Posted by Pjotr G on Jun-16-2003 18:23:

quote:
Originally posted by dj_alfi
sick sick man!
that is gonna sound like a trainwreck... 25% is enough for any man

your sequencer probably is different from mine, I use cakewalk.

In which 50% is "tight 16th notes" and anything more is shuffle by putting the 2nd and 4th notes to the back abit, and anything under 50% puts it to the front a bit. So 55% is just a slight tad of groove


Posted by NicklessGuy on Jun-17-2003 02:29:

quote:
One thing that you're leaving out is that adding the kick, clap, hi hat, etc alllllll to their own channels, then routing to 1 'master drum' channel, then compressing that master drum channel, can allow most samples within that channel to all groove with each other....Like if you add a shaker to that channel, every kick and clap effects it a little bit volume wise, so it grooves better.
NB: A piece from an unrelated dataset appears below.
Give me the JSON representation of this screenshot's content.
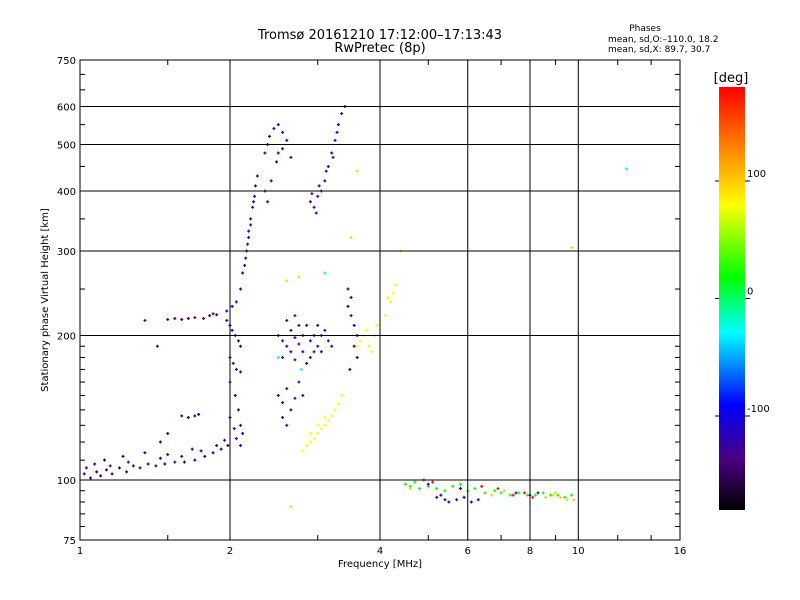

Hey, good one!! I used to adjust each one of them individually. Gonna try that soon

I forgot to mention one of the most (if not THE most) important notes to make a good percussion, and that is the sequence "melody" (dunno how to describe it with other word, sorry, poor english, hehe).
The pitch changes of the notes gives much life...
U wont get nothing much wonderful with a sequence with all notes in "C" only, lol. Well u can, but its harder, troublesome, and will require more samples.
Just for an example of a very commom sequence much used in many songs is like this:

c, f, e = Hat's respective notes

f-cfc-fcf-cfc-fc or

f-cfc-ccf-cfc-cc or

-cfe-cfe-cfe-cfe and so on

I see these used in many songs with a thin hat sample, to fill space and give a groovier feel, of course its not the main percussion, but u got the ideia, i hope, hehe

A sligh medium to fast LFO in the frequency is good too.

Another thing much used in trance and especialy progressive, are some small, discret, thin, low and dry sooth-synth sounds at mid-freqs (300hz to 600hz, often) scattered in the loops, they merge with the beat and add much to the rhythm when well placed and discrets.